My intention with this project is to use it for storage and transactions. Most of our query heavy lifting is done via external search engines like Elasticsearch. And my attitude with databases is that if you are not querying on it, it doesn't need separate tables, columns, and indices. The point with a document store is that you only use limited querying strategies. I've used documents stores for various projects for over ten years and that style of persistence just fits a lot of things I do.
I'm currently planning to roll this out for one of our products. So, this is not just a hobby project. If somebody has time; I wouldn't mind some eyeballs on this project: https://github.com/formation-res/pg-docstore
I do wonder why in the first example of inserting multiple tags with get_or_create_tag the id of 'C' suddenly changes to 4. Were some queries perhaps not run in the order they appear?

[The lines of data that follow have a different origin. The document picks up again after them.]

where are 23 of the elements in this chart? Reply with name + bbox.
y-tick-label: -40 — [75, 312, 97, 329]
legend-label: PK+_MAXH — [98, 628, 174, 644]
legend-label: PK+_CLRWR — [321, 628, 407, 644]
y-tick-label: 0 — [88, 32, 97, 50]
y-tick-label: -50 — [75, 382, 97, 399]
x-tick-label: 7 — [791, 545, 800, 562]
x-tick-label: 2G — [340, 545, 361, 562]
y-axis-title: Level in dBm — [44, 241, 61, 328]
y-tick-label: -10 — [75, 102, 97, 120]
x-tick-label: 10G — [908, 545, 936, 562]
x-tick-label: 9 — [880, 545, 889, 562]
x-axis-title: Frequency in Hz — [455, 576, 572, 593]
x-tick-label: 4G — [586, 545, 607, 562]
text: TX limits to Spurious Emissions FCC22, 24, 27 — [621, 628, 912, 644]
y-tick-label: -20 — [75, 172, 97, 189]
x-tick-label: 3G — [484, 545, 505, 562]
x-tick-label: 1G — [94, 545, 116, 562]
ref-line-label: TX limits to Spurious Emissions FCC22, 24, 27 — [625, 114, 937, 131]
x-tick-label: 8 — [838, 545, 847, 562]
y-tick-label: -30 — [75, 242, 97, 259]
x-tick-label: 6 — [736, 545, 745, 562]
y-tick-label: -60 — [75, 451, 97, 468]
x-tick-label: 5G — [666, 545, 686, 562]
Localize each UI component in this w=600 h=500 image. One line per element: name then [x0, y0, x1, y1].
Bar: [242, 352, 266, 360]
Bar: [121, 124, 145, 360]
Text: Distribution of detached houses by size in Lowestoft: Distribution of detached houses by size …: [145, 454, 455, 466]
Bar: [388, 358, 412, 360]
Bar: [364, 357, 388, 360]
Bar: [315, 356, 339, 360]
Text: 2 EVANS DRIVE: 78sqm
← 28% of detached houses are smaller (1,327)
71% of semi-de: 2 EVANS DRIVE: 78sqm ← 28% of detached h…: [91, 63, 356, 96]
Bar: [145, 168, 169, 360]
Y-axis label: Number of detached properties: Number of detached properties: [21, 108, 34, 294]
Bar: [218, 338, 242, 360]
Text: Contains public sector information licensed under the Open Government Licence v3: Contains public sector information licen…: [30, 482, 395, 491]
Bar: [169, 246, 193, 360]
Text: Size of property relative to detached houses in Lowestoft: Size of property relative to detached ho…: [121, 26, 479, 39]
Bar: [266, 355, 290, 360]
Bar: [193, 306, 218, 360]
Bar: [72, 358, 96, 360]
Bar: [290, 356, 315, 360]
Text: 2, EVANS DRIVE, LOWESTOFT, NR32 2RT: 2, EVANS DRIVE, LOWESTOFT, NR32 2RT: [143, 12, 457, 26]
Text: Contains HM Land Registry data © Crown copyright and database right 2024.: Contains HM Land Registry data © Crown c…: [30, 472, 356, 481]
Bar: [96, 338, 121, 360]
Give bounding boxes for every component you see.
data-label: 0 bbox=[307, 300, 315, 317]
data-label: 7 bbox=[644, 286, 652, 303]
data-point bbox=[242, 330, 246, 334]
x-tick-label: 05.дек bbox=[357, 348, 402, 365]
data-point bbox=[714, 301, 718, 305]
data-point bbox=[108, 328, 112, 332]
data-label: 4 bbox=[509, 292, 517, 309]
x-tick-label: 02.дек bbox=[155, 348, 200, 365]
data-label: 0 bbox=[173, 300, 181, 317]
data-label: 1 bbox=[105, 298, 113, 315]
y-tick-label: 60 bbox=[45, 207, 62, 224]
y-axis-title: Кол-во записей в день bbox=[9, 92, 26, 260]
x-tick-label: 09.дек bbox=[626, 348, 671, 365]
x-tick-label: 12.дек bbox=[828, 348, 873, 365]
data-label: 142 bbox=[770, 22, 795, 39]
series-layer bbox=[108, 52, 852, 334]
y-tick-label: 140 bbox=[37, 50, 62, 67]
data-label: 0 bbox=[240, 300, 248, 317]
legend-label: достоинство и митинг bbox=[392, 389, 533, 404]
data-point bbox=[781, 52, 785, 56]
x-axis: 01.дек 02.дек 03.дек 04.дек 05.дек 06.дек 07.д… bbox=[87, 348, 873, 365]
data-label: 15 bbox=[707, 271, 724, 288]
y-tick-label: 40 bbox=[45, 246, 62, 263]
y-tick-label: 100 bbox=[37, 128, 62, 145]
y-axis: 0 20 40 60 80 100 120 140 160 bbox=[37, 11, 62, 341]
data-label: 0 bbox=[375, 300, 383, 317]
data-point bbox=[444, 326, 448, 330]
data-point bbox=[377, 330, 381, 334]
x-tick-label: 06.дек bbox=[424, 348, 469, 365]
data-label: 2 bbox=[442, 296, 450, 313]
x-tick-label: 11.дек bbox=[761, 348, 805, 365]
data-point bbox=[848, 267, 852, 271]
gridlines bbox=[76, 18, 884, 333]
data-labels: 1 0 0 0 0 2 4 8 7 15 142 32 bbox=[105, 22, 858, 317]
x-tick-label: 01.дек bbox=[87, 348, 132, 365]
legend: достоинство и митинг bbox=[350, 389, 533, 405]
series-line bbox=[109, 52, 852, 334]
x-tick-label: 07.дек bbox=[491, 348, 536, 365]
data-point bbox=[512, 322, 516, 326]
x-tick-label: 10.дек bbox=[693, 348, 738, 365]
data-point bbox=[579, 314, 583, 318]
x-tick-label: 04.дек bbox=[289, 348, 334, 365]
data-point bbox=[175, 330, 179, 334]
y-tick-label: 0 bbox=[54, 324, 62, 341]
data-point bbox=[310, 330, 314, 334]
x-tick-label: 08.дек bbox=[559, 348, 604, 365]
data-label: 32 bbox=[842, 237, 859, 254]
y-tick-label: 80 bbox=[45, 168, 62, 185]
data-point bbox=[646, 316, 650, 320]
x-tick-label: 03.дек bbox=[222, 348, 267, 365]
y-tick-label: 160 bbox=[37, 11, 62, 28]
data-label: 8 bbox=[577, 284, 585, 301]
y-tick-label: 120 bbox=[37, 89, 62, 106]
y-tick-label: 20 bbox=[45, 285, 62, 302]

I got the same impresssion, that the demo wasn't implemented as a single "clean" run. Another indication of this is that the next passage, about eliminating "bloat" from failed inserts, shows the table containing two live tuples again, not three or four as it should after the preceding example.
Since at least two people noticed, I would just say that the insert-select-insert approach was added later, after I took some inspiration from Django's implementation of get_or_create.